Conférence Economie du bonheur

par Claudia SENIK, professeur Paris Sorbonne

ENS Lyon – Octobre 2014

1)Méthode d’évaluation du bonheur

La méthode traditionnelle utilisée par les économistes est celle des préférences révélées par l’action. Le prix est le reflet de la valeur sociale des choses. Cependant une multitude de biens et services ne peuvent pas être achetés, comme l’interaction sociale ou encore les externalités. Afin de compléter l’approche des économistes, il est courant d’utiliser une approche subjective cherchant à déterminer par des enquêtes la perception des individus (par exemple sur leur qualité de vie, leur niveau de bonheur). Bien qu’étant une mesure approximative, le questionnement direct est une manière de rendre de compte des différences d’appréhension. Il est intéressant de suivre les résultats d’année en année pour établir une comparaison.

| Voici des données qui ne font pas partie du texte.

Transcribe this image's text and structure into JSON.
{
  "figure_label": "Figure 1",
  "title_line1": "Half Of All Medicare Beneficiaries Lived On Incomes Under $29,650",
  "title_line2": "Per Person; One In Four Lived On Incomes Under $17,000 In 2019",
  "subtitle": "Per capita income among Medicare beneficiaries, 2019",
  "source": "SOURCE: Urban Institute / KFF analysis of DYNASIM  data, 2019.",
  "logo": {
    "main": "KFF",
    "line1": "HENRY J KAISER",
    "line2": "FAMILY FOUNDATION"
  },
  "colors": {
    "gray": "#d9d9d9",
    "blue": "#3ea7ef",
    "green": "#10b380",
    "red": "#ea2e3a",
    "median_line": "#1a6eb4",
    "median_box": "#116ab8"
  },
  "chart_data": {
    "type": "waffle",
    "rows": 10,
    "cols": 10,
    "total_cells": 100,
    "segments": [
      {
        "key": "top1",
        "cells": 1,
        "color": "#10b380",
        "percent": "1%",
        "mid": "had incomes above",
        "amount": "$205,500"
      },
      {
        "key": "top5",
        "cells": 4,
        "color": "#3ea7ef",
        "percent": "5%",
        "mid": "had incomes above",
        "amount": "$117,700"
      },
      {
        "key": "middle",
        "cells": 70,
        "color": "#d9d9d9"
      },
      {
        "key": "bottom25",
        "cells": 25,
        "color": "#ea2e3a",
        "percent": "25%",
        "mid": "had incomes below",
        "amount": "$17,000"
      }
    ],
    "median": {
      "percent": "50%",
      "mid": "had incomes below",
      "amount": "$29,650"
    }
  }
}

Ex : de 1945 à aujourd’hui, le niveau de vie a augmenté, mais le niveau de bonheur des citoyens n’a lui pas augmenté.

2. Corrélation croissance/bonheur

Différents facteurs influencent les réponses : la croissance, le plein emploi et le niveau de salaire, résultant d’une bonne conjoncture économique, engendrent une plus grande satisfaction pour les individus.

Le paradoxe d’Easterlin, mis en évidence par l’économiste du même nom en 1974, explicite que la hausse du PIB n’engendre pas simultanément une hausse du bien-être des individus.

Il est ainsi légitime de se demander si la croissance est nécessaire au bonheur des individus.

Certaines études démontrent qu’au sein d’un même pays les habitants les plus riches se déclarent plus heureux que les plus pauvres. De plus, les habitants des pays riches expriment un plus grand bien-être que les habitants des pays pauvres. Claudia SENIKdéveloppe le fait que le niveau moyen de bonheur est sensible aux cycles économiques.

Ex : Lors de la crise des subprimes, le bonheur moyen des américains a nettement diminué.

1. Mesure du bonheur

On peut représenter la relation entre revenu par tête et bonheur :

Les individus les plus riches sont généralement les plus heureux mais il existe néanmoins des cultures nationales qui tempèrent cette analyse. Au Nigéria, les individus se considèrent comme heureux malgré un niveau de revenu faible. La population française estime son bien-être « peu élevé » en dépit d’un revenu approximativement dix fois plus élevé.

  1. L’herméticité des français au bonheur

Selon Claudia Senik si la population belge venait à vivre en France (deux pays ayant un niveau de revenu similaire), elle serait plus heureuse sans rien changer. De même, à l’étranger, les Français expatriés sont généralement moins heureux que les habitants du pays où ils vivent.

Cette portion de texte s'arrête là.